Red Española de Supercomputación (RES): The
RES
is an alliance of 8 organizations and its Supercomputers distributed throughout
Spain which work together and offer since 2006 a High Performance Computing
service to the scientific community. IAC belongs to the RES and LaPalma is
one of the available Supercomputers, but we must mention others that are
one of the most powerful of Spain and also Europe, like MareNostrum III.
You can apply
to get access
and use these Supercomputers, with usually 3 deadlines every year.

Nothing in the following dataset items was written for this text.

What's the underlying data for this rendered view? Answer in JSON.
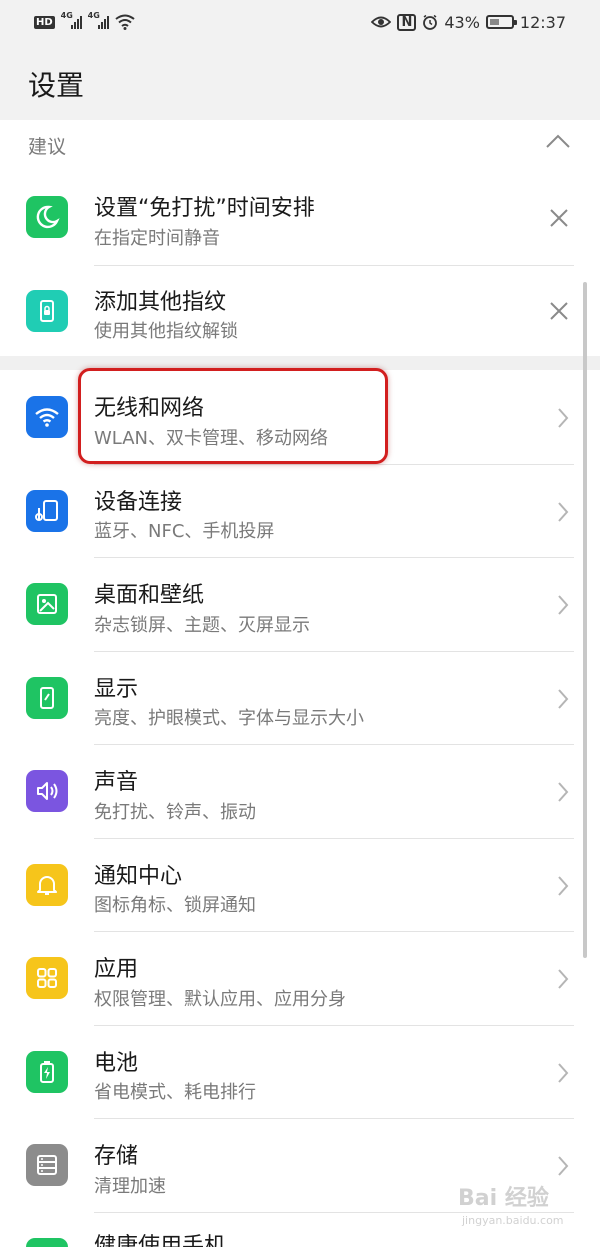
{
  "status_bar": {
    "hd": "HD",
    "sim1_label": "4G",
    "sim2_label": "4G",
    "nfc": "N",
    "battery": "43%",
    "battery_level": 0.43,
    "time": "12:37",
    "icons": [
      "signal-icon",
      "wifi-icon",
      "eye-icon",
      "nfc-icon",
      "alarm-icon",
      "battery-icon"
    ]
  },
  "header": {
    "title": "设置"
  },
  "suggestions": {
    "label": "建议",
    "items": [
      {
        "title": "设置“免打扰”时间安排",
        "subtitle": "在指定时间静音",
        "icon": "moon-icon",
        "color": "#1fc463"
      },
      {
        "title": "添加其他指纹",
        "subtitle": "使用其他指纹解锁",
        "icon": "fingerprint-lock-icon",
        "color": "#20cdb4"
      }
    ]
  },
  "settings": {
    "items": [
      {
        "title": "无线和网络",
        "subtitle": "WLAN、双卡管理、移动网络",
        "icon": "wifi-icon",
        "color": "#1a73e8"
      },
      {
        "title": "设备连接",
        "subtitle": "蓝牙、NFC、手机投屏",
        "icon": "device-connection-icon",
        "color": "#1a73e8"
      },
      {
        "title": "桌面和壁纸",
        "subtitle": "杂志锁屏、主题、灭屏显示",
        "icon": "wallpaper-icon",
        "color": "#1fc463"
      },
      {
        "title": "显示",
        "subtitle": "亮度、护眼模式、字体与显示大小",
        "icon": "display-icon",
        "color": "#1fc463"
      },
      {
        "title": "声音",
        "subtitle": "免打扰、铃声、振动",
        "icon": "speaker-icon",
        "color": "#7b55e0"
      },
      {
        "title": "通知中心",
        "subtitle": "图标角标、锁屏通知",
        "icon": "bell-icon",
        "color": "#f6c51b"
      },
      {
        "title": "应用",
        "subtitle": "权限管理、默认应用、应用分身",
        "icon": "apps-grid-icon",
        "color": "#f6c51b"
      },
      {
        "title": "电池",
        "subtitle": "省电模式、耗电排行",
        "icon": "battery-charging-icon",
        "color": "#1fc463"
      },
      {
        "title": "存储",
        "subtitle": "清理加速",
        "icon": "storage-icon",
        "color": "#8c8c8c"
      },
      {
        "title": "健康使用手机",
        "subtitle": "",
        "icon": "health-icon",
        "color": "#1fc463"
      }
    ]
  },
  "watermark": {
    "text": "Bai 经验",
    "sub": "jingyan.baidu.com"
  }
}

Partnership for Advanced Computing in Europe (PRACE): At a higher
level than RES, you can find
PRACE.
It consists of 25 member countries whose representative organizations create
a pan-European Supercomputing infrastructure, providing access to world class
computing and data management resources and services for large-scale scientific
and engineering applications at the highest performance level.
There are some individual institutions that own Supercomputers and
it might be possible to get access to them under certain conditions. Since
those conditions change from time to time, it is not easy to list all these
institutions, but some examples are:
ITER (Tenerife),
CIEMAT (Madrid),
CESGA (Galicia),
EPCC (Edinburgh),
etc.
Most of the Supercomputing Centres and Networks also offer formation
on HPC topics with many courses, education and training programs, seminars,
schools, PhD opportunities, etc. Also there are projects and programmes
to allow the mobility of researches, so they can visit HPC Centres for a
period of time to receive formation in HPC topics and gain access to the
facilities. Some examples of that are the
RES
Education and Training Programs,
PRACE Training Events,
HPC-Europa Mobility
Programme, etc.